シンガポールの2022年第1四半期GDP成長率3.7%、外部環境の見通しが悪化

(シンガポール)

シンガポール発

2022年05月30日

シンガポール貿易産業省(MTI)は5月25日、2022年第1四半期(1~3月)のGDP成長率(改定値)を発表した。前年同期比3.7%と、2021年第4四半期の6.1%から減速した。速報値で発表していた3.4%から上方修正したものの(2022年4月15日記事参照)、前期比では年率0.7%と、2021年第4四半期の2.3%から成長幅が縮小した。

MTIは今回、2022年通年のGDP成長率予測「前年比3.0~5.0%」を維持した。ただし、同年のGDP成長率が「予測幅の下半分(3.0~4.0%)となる見通しが強まった」と述べた。同省はその理由として、3カ月前と比較して外部需要の見通しが弱含むとともに、国際経済の下落リスクが依然強いと説明した。MTIは、国内の石油、化学製品の主要市場である中国の経済が減速すれば、シンガポールの化学と卸売取引分野の化学・燃料部門の成長見通しに打撃を与える可能性を指摘。また、世界各国における物流の混乱の長期化と港の混雑が、海上輸送の成長を押し下げるとしている。

しかし、同省は見通しが堅調な分野として、エレクトロニクス部門が、5G(第5世代移動通信システム)や自動車、クラウド、データセンターの半導体需要に支えられ、当初の予想よりも成長が予想されると述べた。また、国内と近隣諸国の水際対策の緩和により、コンサルタントや法律など専門サービスや、航空・観光関連サービス、小売り、飲食サービスの回復を加速させるとしている。さらに、外国人労働者への依存が高い建設分野の労働力不足が緩和するとの見方を示した。
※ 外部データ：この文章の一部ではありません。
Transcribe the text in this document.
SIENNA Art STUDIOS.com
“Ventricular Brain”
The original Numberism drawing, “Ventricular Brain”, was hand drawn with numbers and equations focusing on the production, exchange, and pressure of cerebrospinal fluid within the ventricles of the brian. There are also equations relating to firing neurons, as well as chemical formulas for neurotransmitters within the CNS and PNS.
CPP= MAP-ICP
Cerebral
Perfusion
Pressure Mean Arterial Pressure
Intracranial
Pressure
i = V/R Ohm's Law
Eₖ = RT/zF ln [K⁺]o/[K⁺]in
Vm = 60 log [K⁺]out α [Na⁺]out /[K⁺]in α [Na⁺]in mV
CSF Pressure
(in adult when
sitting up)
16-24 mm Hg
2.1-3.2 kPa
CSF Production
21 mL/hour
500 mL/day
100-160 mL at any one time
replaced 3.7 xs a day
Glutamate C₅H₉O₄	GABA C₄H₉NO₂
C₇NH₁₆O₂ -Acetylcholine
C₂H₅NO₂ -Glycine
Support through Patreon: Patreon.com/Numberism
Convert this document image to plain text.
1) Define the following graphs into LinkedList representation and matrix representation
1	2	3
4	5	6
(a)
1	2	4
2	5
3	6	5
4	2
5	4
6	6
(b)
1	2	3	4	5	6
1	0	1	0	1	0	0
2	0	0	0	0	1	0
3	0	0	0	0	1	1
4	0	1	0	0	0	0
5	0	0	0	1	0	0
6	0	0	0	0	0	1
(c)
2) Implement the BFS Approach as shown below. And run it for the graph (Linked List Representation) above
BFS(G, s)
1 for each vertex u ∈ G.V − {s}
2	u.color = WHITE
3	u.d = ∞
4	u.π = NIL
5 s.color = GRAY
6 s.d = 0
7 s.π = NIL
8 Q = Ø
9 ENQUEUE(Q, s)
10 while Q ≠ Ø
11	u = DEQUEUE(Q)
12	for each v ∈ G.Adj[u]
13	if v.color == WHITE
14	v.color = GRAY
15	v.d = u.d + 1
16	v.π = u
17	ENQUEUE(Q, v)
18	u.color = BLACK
2022年の貿易総額、非石油部門の輸出の予測を上方修正

一方、MTI管轄下の産業・貿易振興機関「エンタープライズ・シンガポール(ESG)」は同日、2022年第1四半期の貿易総額と非石油部門の輸出が当初の見込みよりも好調だったと指摘。2022年通年の貿易総額の予測を、これまでの「前年比0~2.0%増」から、「8.0~10.0%増」へと大幅に上方修正した。また、非石油輸出の予測も、これまでの「0~2.0%増」から「3.0~5.0%増」へと上方修正した。

ESGによると、2022年第1四半期の貿易総額は、原油価格の上昇を受けて、前年同期比20.8%増加。また、非石油輸出は11.4%増だった。